As for players who are underpriced, from a cursory look I can see:
Forwards: Paul Chapman 7.5, Brett Deledio 5.5, Ben McGlynn 5.0, Stuart Dew 4.0, James Sellar and Sean Rusling 3.5.
Rucks: Jason Laycock 4.5, Daniel Gilmore 3.0 (possibly the steal of the comp).
Centres: Kane Cornes 7.5 (actually, just about everyone at 7.5 is a bargain!), Scott Thompson 7.0, Tarkyn Lockyer 6.0, Brent Stanton 5.5, Scott Pendlebury 4.5, Bryce Gibbs 4.0.
Backs: Joel Bowden 7.0, Sam Fisher 6.0, Martin Mattner and Heath Shaw 5.5, Josh Drummond 5.0, Adam McPhee 4.5.
The Fox Sports competition goes across not only the home & away season but also all four weeks of the finals, with their private leagues (of which you can have up to five) having their grand finals on the real AFL Grand Final day. They accomplish this by allowing unlimited trades during the finals. This makes for a rather strange but unique dynamic of the finals being fought out by completely different 22s than the ones which reached the finals in those private leagues. I’m not sure it will be warmly received by fantasy coaches, but at least it’s innovative.

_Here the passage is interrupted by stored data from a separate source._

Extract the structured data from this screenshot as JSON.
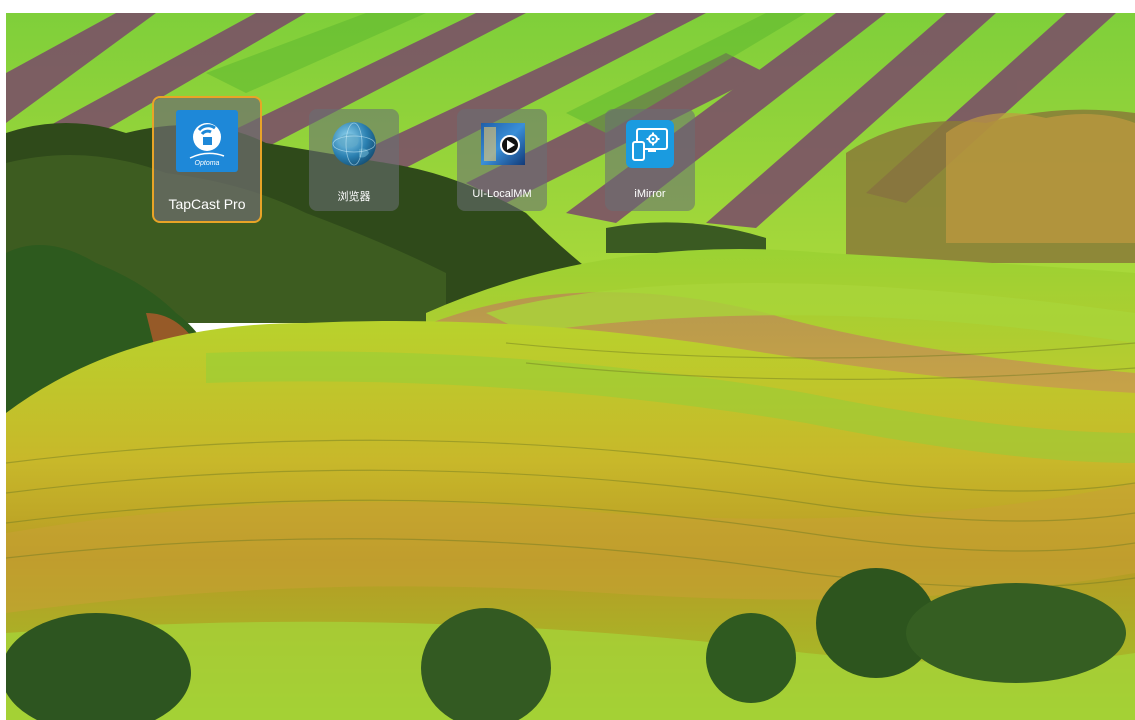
{
  "launcher": {
    "apps": [
      {
        "label": "TapCast Pro",
        "icon": "tapcast-pro-icon",
        "focused": true,
        "brand_text": "Optoma"
      },
      {
        "label": "浏览器",
        "icon": "globe-browser-icon",
        "focused": false
      },
      {
        "label": "UI-LocalMM",
        "icon": "media-player-icon",
        "focused": false
      },
      {
        "label": "iMirror",
        "icon": "screen-mirror-icon",
        "focused": false
      }
    ]
  },
  "colors": {
    "focus_border": "#e8a427",
    "tapcast_blue": "#1e88d8",
    "imirror_blue": "#1a9be0"
  }
}
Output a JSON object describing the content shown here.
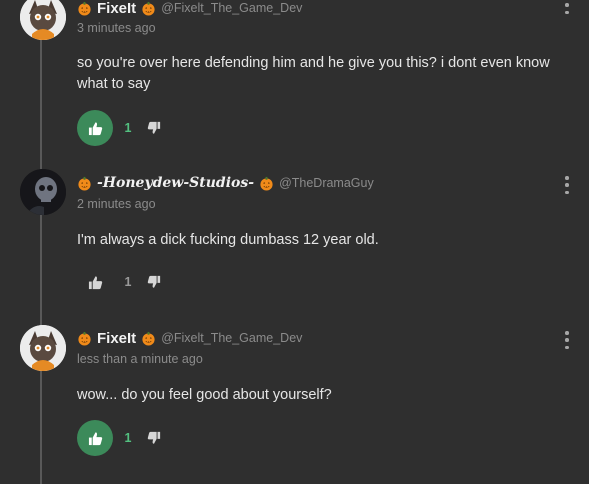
{
  "colors": {
    "background": "#2f2f2f",
    "upvote_active": "#3c8a5a",
    "count_active": "#53c180",
    "text": "#e6e6e6",
    "muted": "#8b8b8b"
  },
  "comments": [
    {
      "display_name": "FixeIt",
      "handle": "@Fixelt_The_Game_Dev",
      "timestamp": "3 minutes ago",
      "text": "so you're over here defending him and he give you this? i dont even know what to say",
      "votes": "1",
      "upvoted": true,
      "avatar_icon": "character-avatar-icon"
    },
    {
      "display_name": "-Honeydew-Studios-",
      "handle": "@TheDramaGuy",
      "timestamp": "2 minutes ago",
      "text": "I'm always a dick fucking dumbass 12 year old.",
      "votes": "1",
      "upvoted": false,
      "avatar_icon": "skull-avatar-icon"
    },
    {
      "display_name": "FixeIt",
      "handle": "@Fixelt_The_Game_Dev",
      "timestamp": "less than a minute ago",
      "text": "wow... do you feel good about yourself?",
      "votes": "1",
      "upvoted": true,
      "avatar_icon": "character-avatar-icon"
    }
  ]
}
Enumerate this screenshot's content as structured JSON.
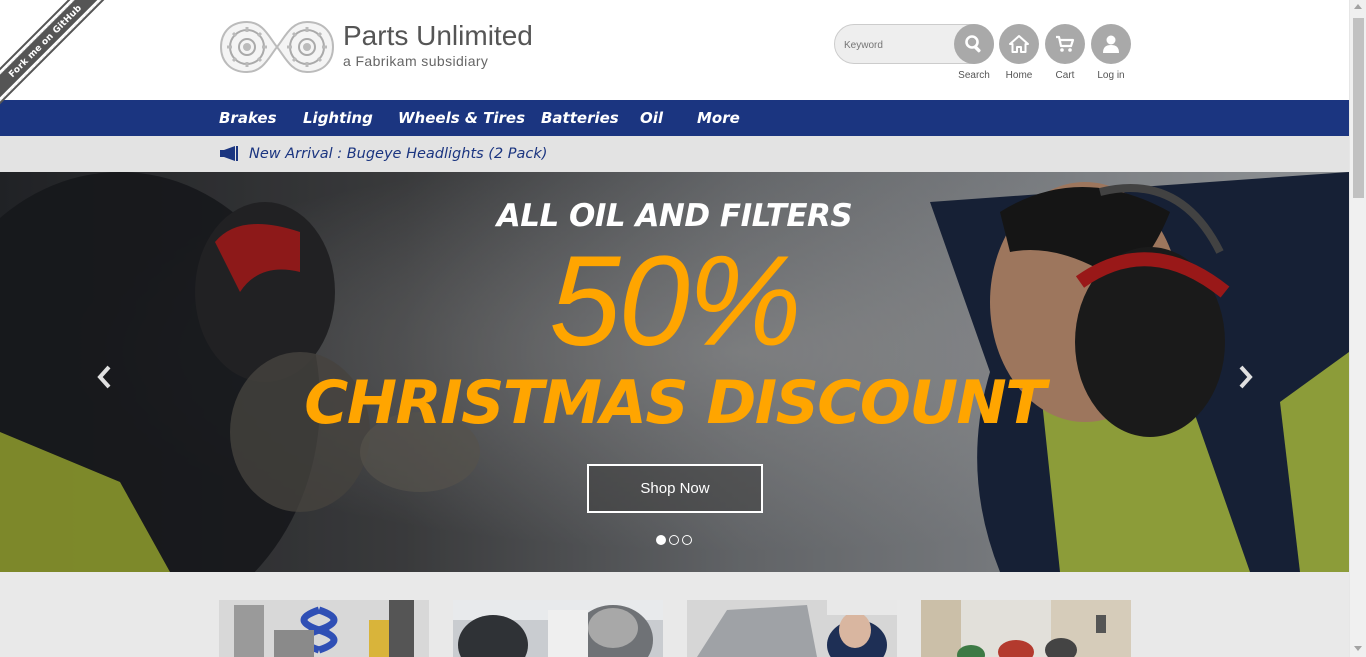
{
  "ribbon": {
    "label": "Fork me on GitHub"
  },
  "brand": {
    "title": "Parts Unlimited",
    "subtitle": "a Fabrikam subsidiary"
  },
  "search": {
    "placeholder": "Keyword",
    "label": "Search"
  },
  "header_actions": {
    "home": "Home",
    "cart": "Cart",
    "login": "Log in"
  },
  "nav": {
    "items": [
      "Brakes",
      "Lighting",
      "Wheels & Tires",
      "Batteries",
      "Oil",
      "More"
    ]
  },
  "announcement": {
    "text": "New Arrival : Bugeye Headlights (2 Pack)"
  },
  "hero": {
    "headline": "ALL OIL AND FILTERS",
    "percent": "50%",
    "discount": "CHRISTMAS DISCOUNT",
    "cta": "Shop Now",
    "prev_arrow": "‹",
    "next_arrow": "›",
    "slide_count": 3,
    "active_slide": 1
  },
  "colors": {
    "nav": "#1b3580",
    "accent": "#ffa500",
    "announce_bg": "#e3e3e3",
    "icon_gray": "#a9a9a9"
  },
  "icons": [
    "gears-logo",
    "search-icon",
    "home-icon",
    "cart-icon",
    "user-icon",
    "megaphone-icon",
    "chevron-left-icon",
    "chevron-right-icon"
  ]
}
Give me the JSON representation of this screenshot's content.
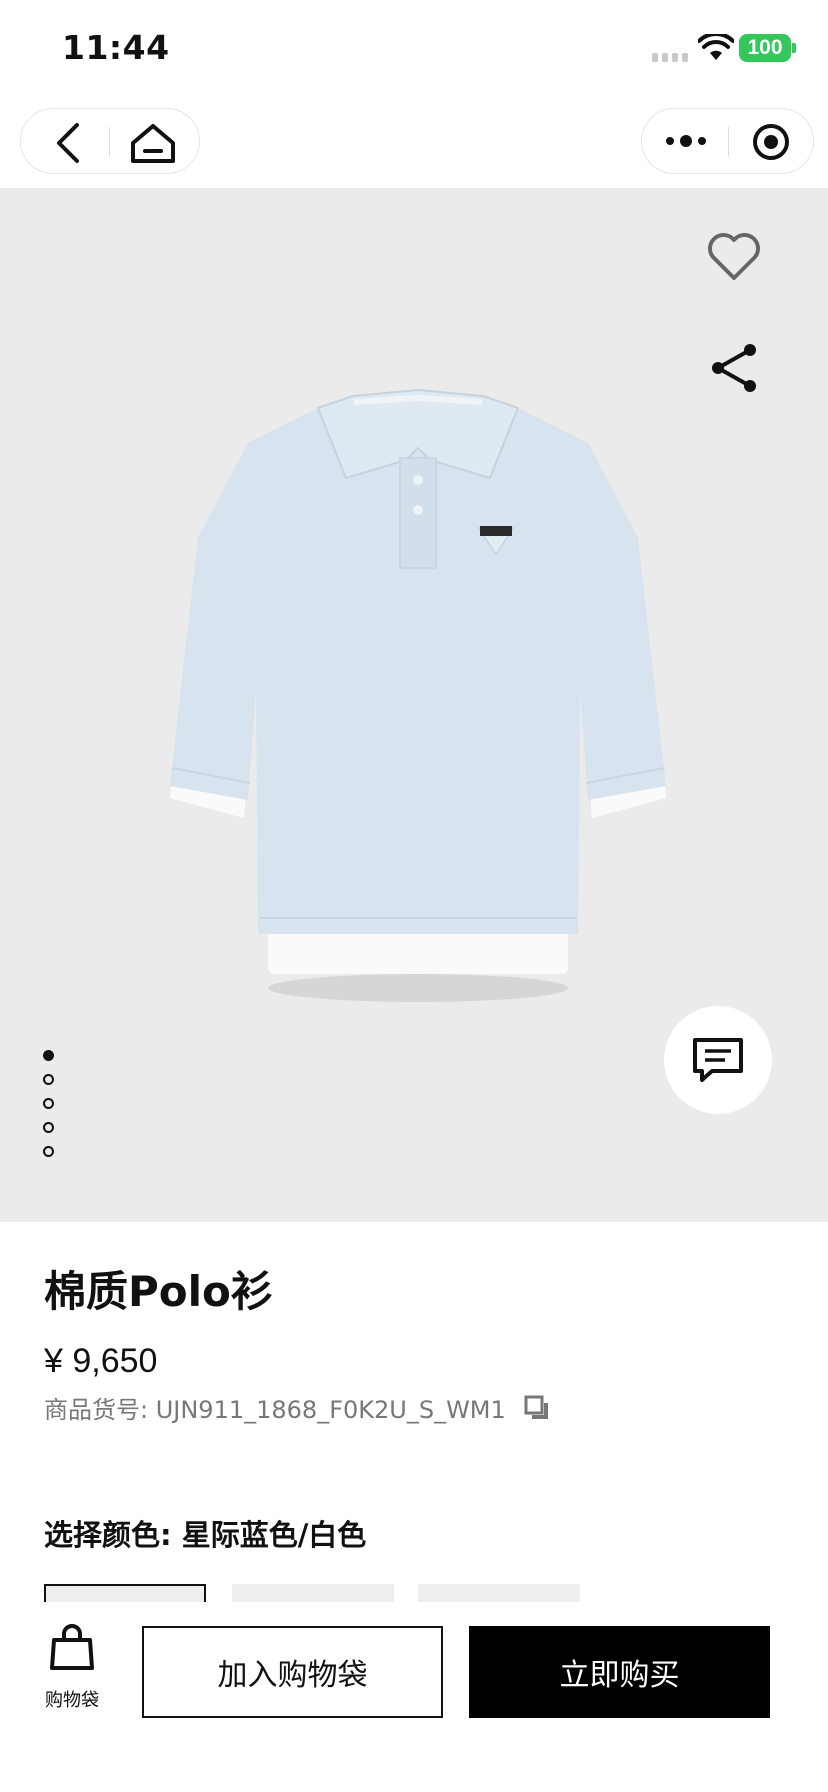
{
  "status_bar": {
    "time": "11:44",
    "battery": "100"
  },
  "nav": {
    "back_icon": "chevron-left-icon",
    "home_icon": "home-icon",
    "more_icon": "more-dots-icon",
    "target_icon": "target-icon"
  },
  "gallery": {
    "image_alt": "light-blue polo shirt",
    "favorite_icon": "heart-icon",
    "share_icon": "share-icon",
    "chat_icon": "chat-icon",
    "page_count": 5,
    "active_page": 1
  },
  "product": {
    "title": "棉质Polo衫",
    "price": "¥ 9,650",
    "sku": "商品货号: UJN911_1868_F0K2U_S_WM1",
    "copy_icon": "copy-icon",
    "color_label": "选择颜色: 星际蓝色/白色"
  },
  "bottom_bar": {
    "bag_label": "购物袋",
    "add_to_bag": "加入购物袋",
    "buy_now": "立即购买"
  },
  "colors": {
    "battery_green": "#34c759",
    "gallery_bg": "#ebebeb",
    "shirt_blue": "#d7e3ee",
    "buy_button": "#000000"
  }
}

Weekly prize is a $250 Harvey Norman gift voucher, third overall gets $250, second overall gets $750 and first overall gets $1500. Fox is smart to open this early, because this year there is going to be a lot of fantasy fatigue about with more than a dozen competitions running this year in various states. Everyone’s jockeying for third position in the market behind DT and SC, and Fox has as good a chance as anyone at capturing that spot.